Verschlechterung von Darm- sowie sexuellen Funktionen
Bei den 50 Patienten erfolgte auch die Erfassung der Lebensqualität zu vorab definierten Zeitpunkten mit EORTC Fragebögen (QLQ-C30 und -PR25). Prostataspezifische Symptome wurden zudem mit dem IPSS („International Prostate Symptom Score“) gemessen und der letzte Wert nach zwei oder drei Jahren („last follow up“) mit den Ausgangswerten verglichen. Die Ergebnisse präsentierte Sophia Louisa Bürkle, Freiburg, auf dem DEGRO-Kongress [2]. Dabei zeigte sich in beiden Armen eine leichtgradige signifikante Verschlechterung von Darm- sowie sexuellen Funktionen. Ein Vergleich beider Gruppen zeigte signifikant günstigere Werte hinsichtlich der Darmbeschwerden für Arm B. Der IPSS zeigte bei der letzten Erhebung nach zwei oder drei Jahren aber keinen Unterschied zum Ausgangswert. „Die HypoFocal Phase II Studie demonstrierte eine gute Verträglichkeit und Durchführbarkeit der fokalen Dosiseskalation auf Basis der mpMRT und PSMA-PET: die Raten akuter und chronischer GI- und GU-Toxizität waren nach zwei Jahren gering – bei aktuell sehr hoher Rezidivfreiheit. Auch die Lebensqualität wurde nicht relevant beeinträchtigt“, schlussfolgert PD Dr. Spohn.
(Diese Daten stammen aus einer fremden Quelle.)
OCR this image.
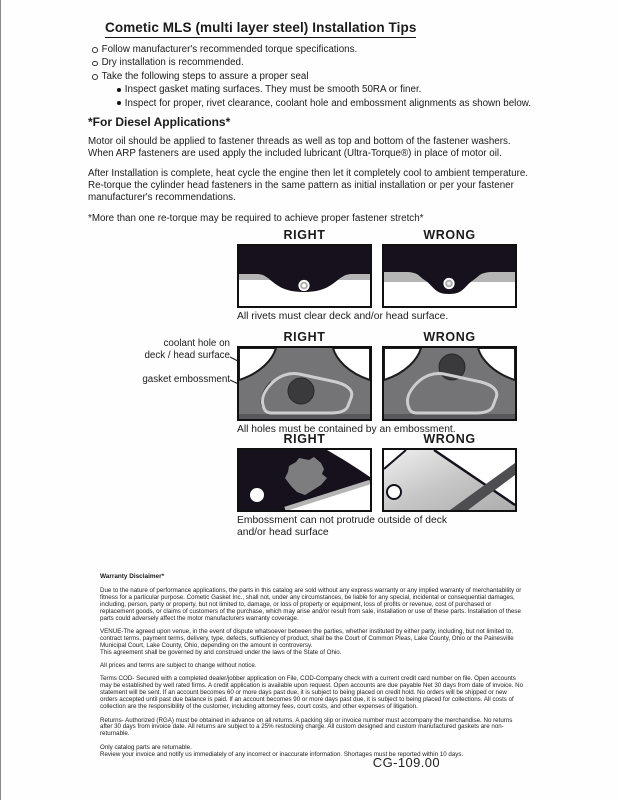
Cometic MLS (multi layer steel) Installation Tips
Follow manufacturer's recommended torque specifications.
Dry installation is recommended.
Take the following steps to assure a proper seal
Inspect gasket mating surfaces. They must be smooth 50RA or finer.
Inspect for proper, rivet clearance, coolant hole and embossment alignments as shown below.
*For Diesel Applications*

Motor oil should be applied to fastener threads as well as top and bottom of the fastener washers. When ARP fasteners are used apply the included lubricant (Ultra-Torque®) in place of motor oil.

After Installation is complete, heat cycle the engine then let it completely cool to ambient temperature. Re-torque the cylinder head fasteners in the same pattern as initial installation or per your fastener manufacturer's recommendations.

*More than one re-torque may be required to achieve proper fastener stretch*

RIGHT	WRONG
All rivets must clear deck and/or head surface.
coolant hole on
deck / head surface
gasket embossment
RIGHT	WRONG
All holes must be contained by an embossment.
RIGHT	WRONG
Embossment can not protrude outside of deck
and/or head surface
Warranty Disclaimer*
Due to the nature of performance applications, the parts in this catalog are sold without any express warranty or any implied warranty of merchantability or fitness for a particular purpose. Cometic Gasket Inc., shall not, under any circumstances, be liable for any special, incidental or consequential damages, including, person, party or property, but not limited to, damage, or loss of property or equipment, loss of profits or revenue, cost of purchased or replacement goods, or claims of customers of the purchase, which may arise and/or result from sale, installation or use of these parts. Installation of these parts could adversely affect the motor manufacturers warranty coverage.
VENUE-The agreed upon venue, in the event of dispute whatsoever between the parties, whether instituted by either party, including, but not limited to, contract terms, payment terms, delivery, type, defects, sufficiency of product, shall be the Court of Common Pleas, Lake County, Ohio or the Painesville Municipal Court, Lake County, Ohio, depending on the amount in controversy.
This agreement shall be governed by and construed under the laws of the State of Ohio.
All prices and terms are subject to change without notice.
Terms COD- Secured with a completed dealer/jobber application on File, COD-Company check with a current credit card number on file. Open accounts may be established by well rated firms. A credit application is available upon request. Open accounts are due payable Net 30 days from date of invoice. No statement will be sent. If an account becomes 60 or more days past due, it is subject to being placed on credit hold. No orders will be shipped or new orders accepted until past due balance is paid. If an account becomes 90 or more days past due, it is subject to being placed for collections. All costs of collection are the responsibility of the customer, including attorney fees, court costs, and other expenses of litigation.
Returns- Authorized (RGA) must be obtained in advance on all returns. A packing slip or invoice number must accompany the merchandise. No returns after 30 days from invoice date. All returns are subject to a 25% restocking charge. All custom designed and custom manufactured gaskets are non-returnable.
Only catalog parts are returnable.
Review your invoice and notify us immediately of any incorrect or inaccurate information. Shortages must be reported within 10 days.
CG-109.00
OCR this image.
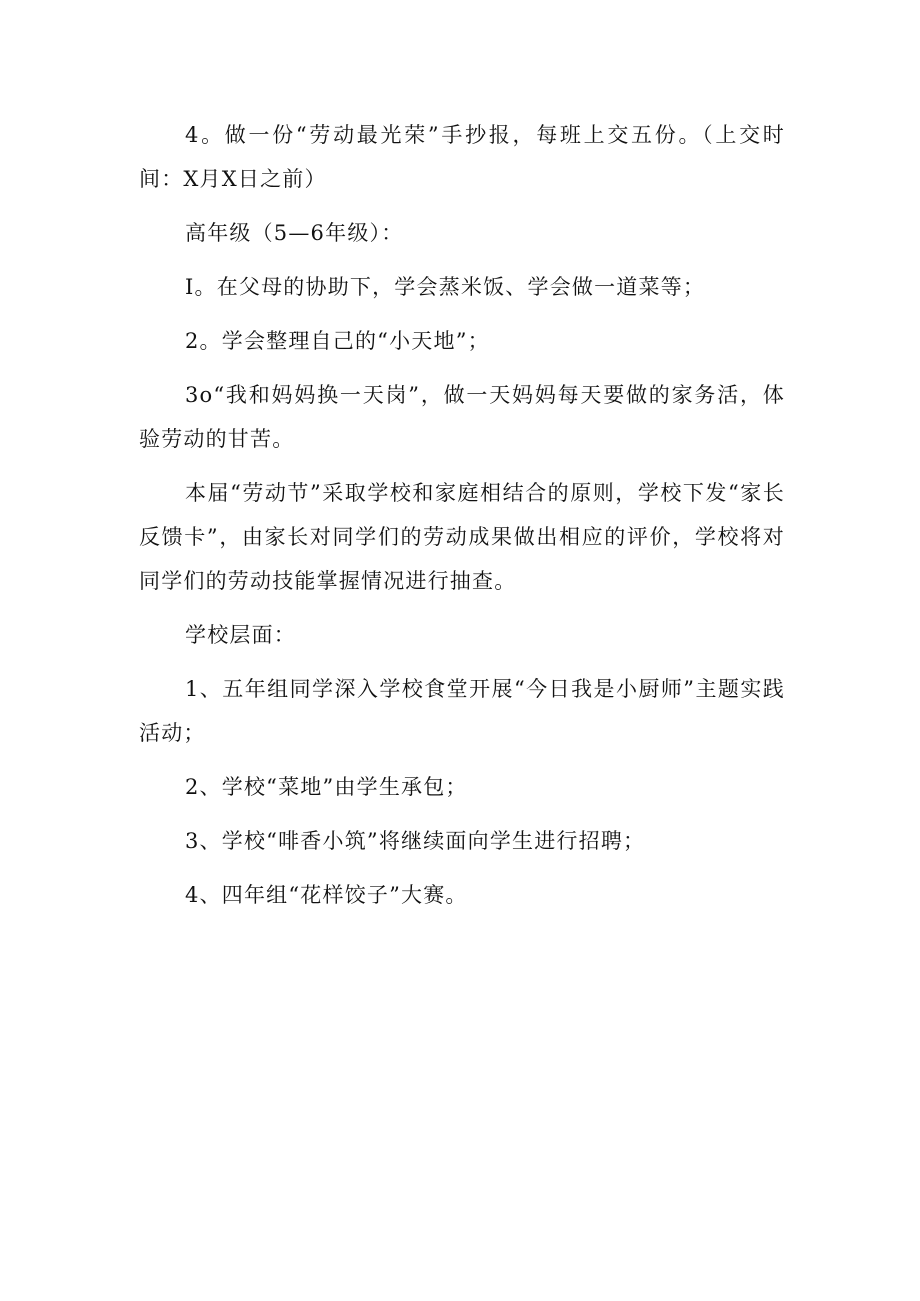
4。做一份“劳动最光荣”手抄报，每班上交五份。（上交时间：X月X日之前）

高年级（5—6年级）：

I。在父母的协助下，学会蒸米饭、学会做一道菜等；

2。学会整理自己的“小天地”；

3o“我和妈妈换一天岗”，做一天妈妈每天要做的家务活，体验劳动的甘苦。

本届“劳动节”采取学校和家庭相结合的原则，学校下发“家长反馈卡”，由家长对同学们的劳动成果做出相应的评价，学校将对同学们的劳动技能掌握情况进行抽查。

学校层面：

1、五年组同学深入学校食堂开展“今日我是小厨师”主题实践活动；

2、学校“菜地”由学生承包；

3、学校“啡香小筑”将继续面向学生进行招聘；

4、四年组“花样饺子”大赛。
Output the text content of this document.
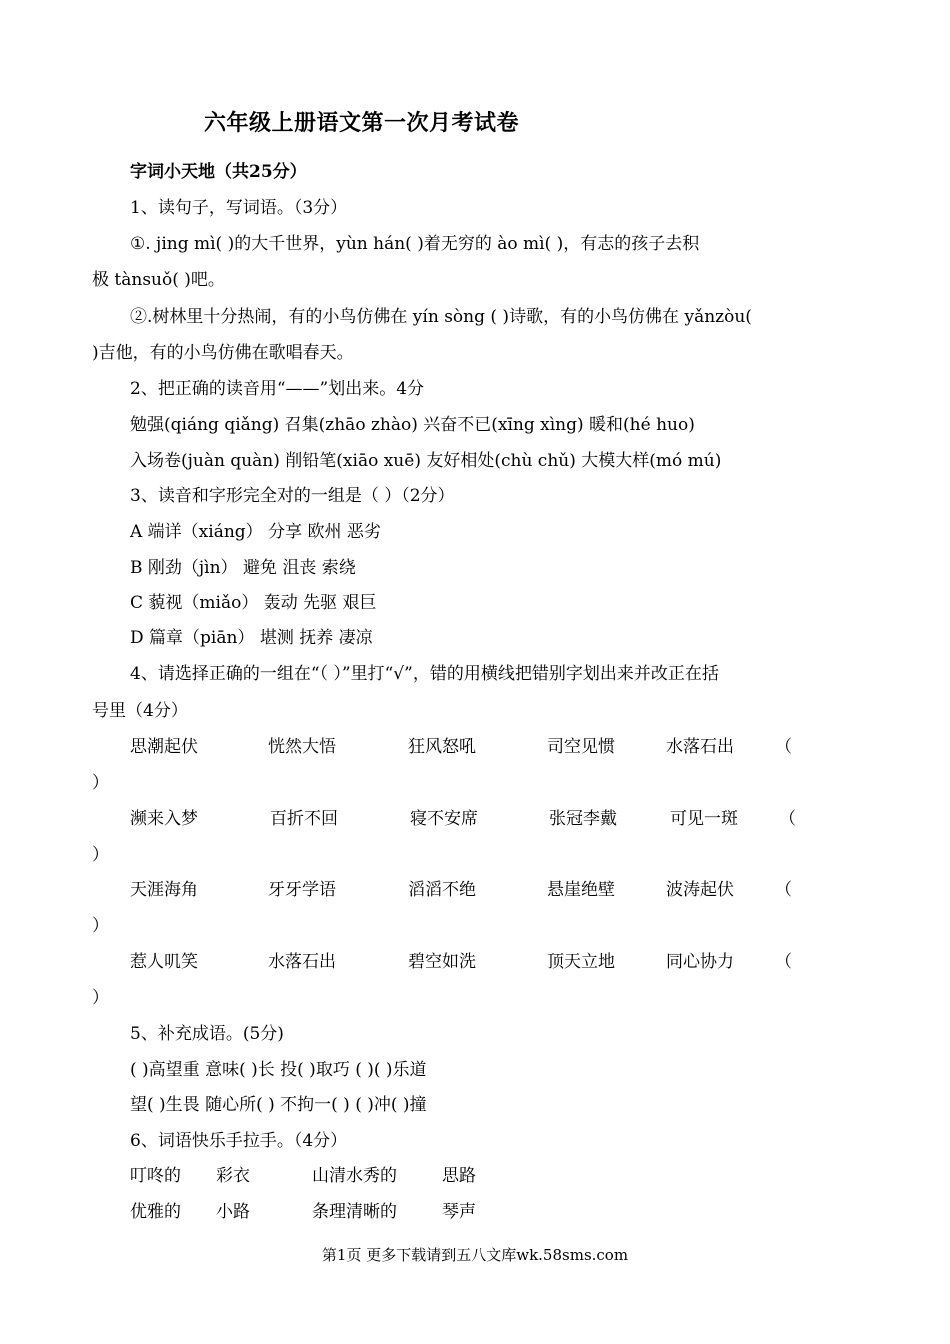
六年级上册语文第一次月考试卷
字词小天地（共25分）
1、读句子，写词语。（3分）
①. jing mì( )的大千世界，yùn hán( )着无穷的 ào mì( )，有志的孩子去积
极 tànsuǒ( )吧。
②.树林里十分热闹，有的小鸟仿佛在 yín sòng ( )诗歌，有的小鸟仿佛在 yǎnzòu(
)吉他，有的小鸟仿佛在歌唱春天。
2、把正确的读音用“——”划出来。4分
勉强(qiáng qiǎng) 召集(zhāo zhào) 兴奋不已(xīng xìng) 暖和(hé huo)
入场卷(juàn quàn) 削铅笔(xiāo xuē) 友好相处(chù chǔ) 大模大样(mó mú)
3、读音和字形完全对的一组是（ ）（2分）
A 端详（xiáng） 分享 欧州 恶劣
B 刚劲（jìn） 避免 沮丧 索绕
C 藐视（miǎo） 轰动 先驱 艰巨
D 篇章（piān） 堪测 抚养 凄凉
4、请选择正确的一组在“（ ）”里打“√”，错的用横线把错别字划出来并改正在括
号里（4分）
思潮起伏	恍然大悟	狂风怒吼	司空见惯	水落石出 （
）
濒来入梦	百折不回	寝不安席	张冠李戴	可见一斑 （
）
天涯海角	牙牙学语	滔滔不绝	悬崖绝壁	波涛起伏 （
）
惹人叽笑	水落石出	碧空如洗	顶天立地	同心协力 （
）
5、补充成语。(5分)
( )高望重 意味( )长 投( )取巧 ( )( )乐道
望( )生畏 随心所( ) 不拘一( ) ( )冲( )撞
6、词语快乐手拉手。（4分）
叮咚的 彩衣	山清水秀的	思路
优雅的 小路	条理清晰的	琴声
第1页 更多下载请到五八文库wk.58sms.com
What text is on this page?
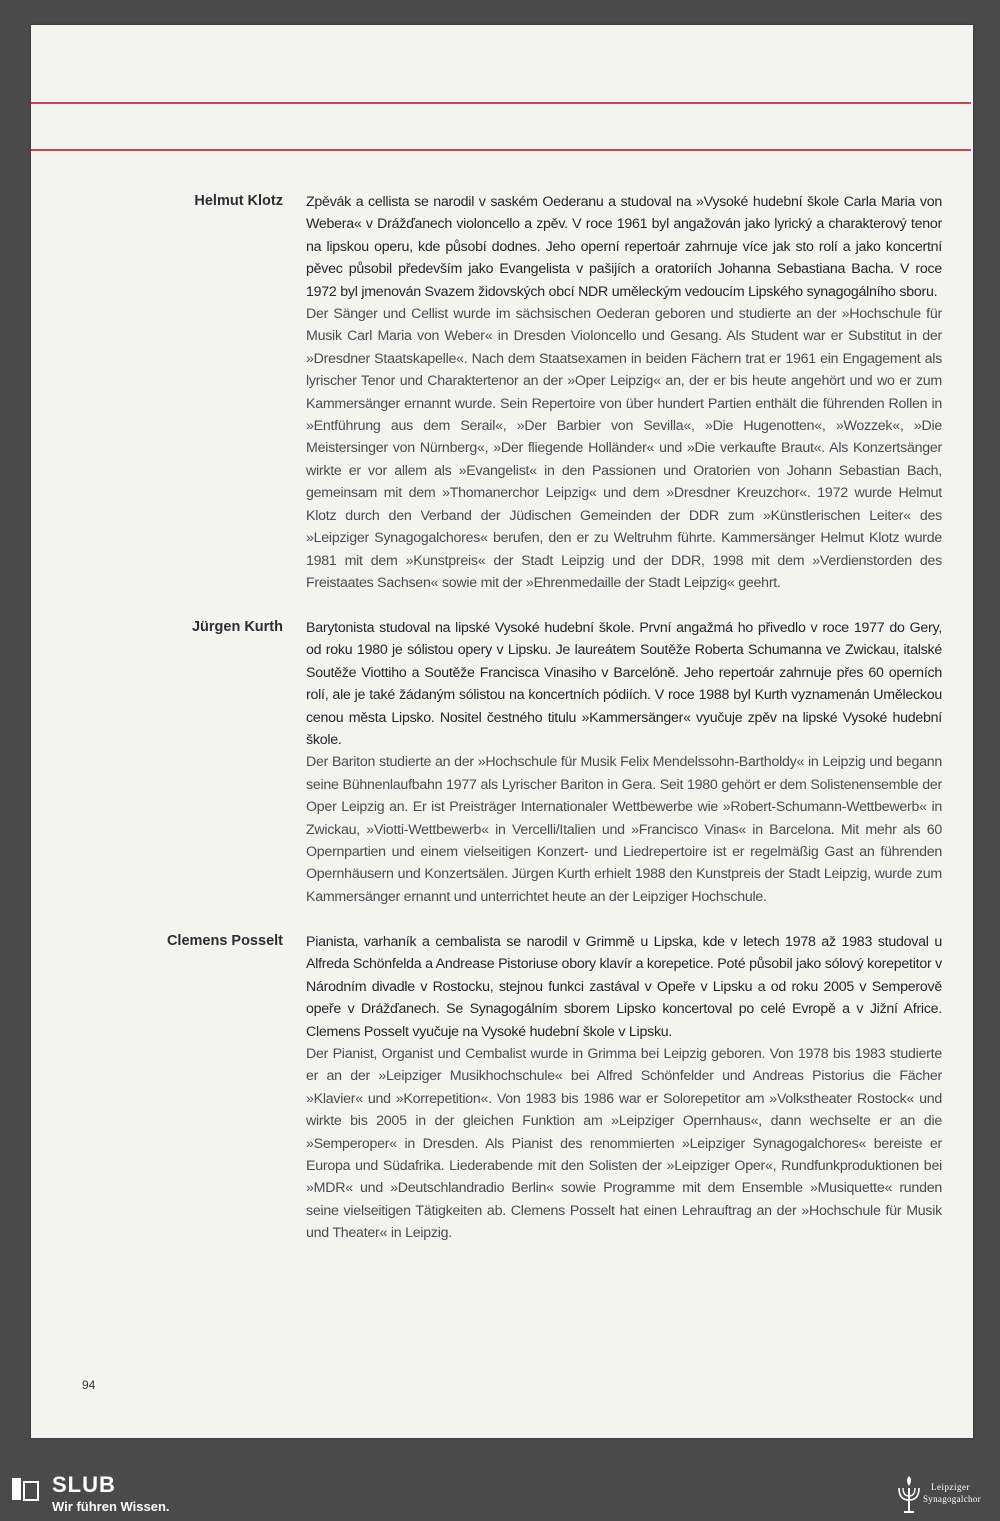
Helmut Klotz Zpěvák a cellista se narodil v saském Oederanu a studoval na »Vysoké hudební škole Carla Maria von Webera« v Drážďanech violoncello a zpěv. V roce 1961 byl angažován jako lyrický a charakterový tenor na lipskou operu, kde působí dodnes. Jeho operní repertoár zahrnuje více jak sto rolí a jako koncertní pěvec působil především jako Evangelista v pašijích a oratoriích Johanna Sebastiana Bacha. V roce 1972 byl jmenován Svazem židovských obcí NDR uměleckým vedoucím Lipského synagogálního sboru.

Der Sänger und Cellist wurde im sächsischen Oederan geboren und studierte an der »Hochschule für Musik Carl Maria von Weber« in Dresden Violoncello und Gesang. Als Student war er Substitut in der »Dresdner Staatskapelle«. Nach dem Staatsexamen in beiden Fächern trat er 1961 ein Engagement als lyrischer Tenor und Charaktertenor an der »Oper Leipzig« an, der er bis heute angehört und wo er zum Kammersänger ernannt wurde. Sein Repertoire von über hundert Partien enthält die führenden Rollen in »Entführung aus dem Serail«, »Der Barbier von Sevilla«, »Die Hugenotten«, »Wozzek«, »Die Meistersinger von Nürnberg«, »Der fliegende Holländer« und »Die verkaufte Braut«. Als Konzertsänger wirkte er vor allem als »Evangelist« in den Passionen und Oratorien von Johann Sebastian Bach, gemeinsam mit dem »Thomanerchor Leipzig« und dem »Dresdner Kreuzchor«. 1972 wurde Helmut Klotz durch den Verband der Jüdischen Gemeinden der DDR zum »Künstlerischen Leiter« des »Leipziger Synagogalchores« berufen, den er zu Weltruhm führte. Kammersänger Helmut Klotz wurde 1981 mit dem »Kunstpreis« der Stadt Leipzig und der DDR, 1998 mit dem »Verdienstorden des Freistaates Sachsen« sowie mit der »Ehrenmedaille der Stadt Leipzig« geehrt.

Jürgen Kurth Barytonista studoval na lipské Vysoké hudební škole. První angažmá ho přivedlo v roce 1977 do Gery, od roku 1980 je sólistou opery v Lipsku. Je laureátem Soutěže Roberta Schumanna ve Zwickau, italské Soutěže Viottiho a Soutěže Francisca Vinasiho v Barcelóně. Jeho repertoár zahrnuje přes 60 operních rolí, ale je také žádaným sólistou na koncertních pódiích. V roce 1988 byl Kurth vyznamenán Uměleckou cenou města Lipsko. Nositel čestného titulu »Kammersänger« vyučuje zpěv na lipské Vysoké hudební škole.

Der Bariton studierte an der »Hochschule für Musik Felix Mendelssohn-Bartholdy« in Leipzig und begann seine Bühnenlaufbahn 1977 als Lyrischer Bariton in Gera. Seit 1980 gehört er dem Solistenensemble der Oper Leipzig an. Er ist Preisträger Internationaler Wettbewerbe wie »Robert-Schumann-Wettbewerb« in Zwickau, »Viotti-Wettbewerb« in Vercelli/Italien und »Francisco Vinas« in Barcelona. Mit mehr als 60 Opernpartien und einem vielseitigen Konzert- und Liedrepertoire ist er regelmäßig Gast an führenden Opernhäusern und Konzertsälen. Jürgen Kurth erhielt 1988 den Kunstpreis der Stadt Leipzig, wurde zum Kammersänger ernannt und unterrichtet heute an der Leipziger Hochschule.

Clemens Posselt Pianista, varhaník a cembalista se narodil v Grimmě u Lipska, kde v letech 1978 až 1983 studoval u Alfreda Schönfelda a Andrease Pistoriuse obory klavír a korepetice. Poté působil jako sólový korepetitor v Národním divadle v Rostocku, stejnou funkci zastával v Opeře v Lipsku a od roku 2005 v Semperově opeře v Drážďanech. Se Synagogálním sborem Lipsko koncertoval po celé Evropě a v Jižní Africe. Clemens Posselt vyučuje na Vysoké hudební škole v Lipsku.

Der Pianist, Organist und Cembalist wurde in Grimma bei Leipzig geboren. Von 1978 bis 1983 studierte er an der »Leipziger Musikhochschule« bei Alfred Schönfelder und Andreas Pistorius die Fächer »Klavier« und »Korrepetition«. Von 1983 bis 1986 war er Solorepetitor am »Volkstheater Rostock« und wirkte bis 2005 in der gleichen Funktion am »Leipziger Opernhaus«, dann wechselte er an die »Semperoper« in Dresden. Als Pianist des renommierten »Leipziger Synagogalchores« bereiste er Europa und Südafrika. Liederabende mit den Solisten der »Leipziger Oper«, Rundfunkproduktionen bei »MDR« und »Deutschlandradio Berlin« sowie Programme mit dem Ensemble »Musiquette« runden seine vielseitigen Tätigkeiten ab. Clemens Posselt hat einen Lehrauftrag an der »Hochschule für Musik und Theater« in Leipzig.

94
SLUB
Wir führen Wissen.
Leipziger
Synagogalchor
Aktuell läuft die HypoFocal-SBRT Phase III-Studie
Derzeit läuft die HypoFocal-SBRT Phase III-Studie [3], die die Effektivität der stereotaktischen Strahlentherapie (SBRT) mit fokaler Dosiseskalation gegenüber einer homogenen Bestrahlung mittels moderater Hypofraktionierung vergleicht. Bei der SBRT erfolgt die Behandlung mittels hoher Strahlendosis und hochpräziser Technik in nur fünf Bestrahlungssitzungen. „Wir erhoffen uns davon eine noch effektivere Therapie von Prostatakarzinomen bei noch weniger Nebenwirkungen“, erklärte Prof. Dr. Anca-L. Grosu, Ärztliche Direktorin der Klinik für Strahlenheilkunde am Universitätsklinikum Freiburg.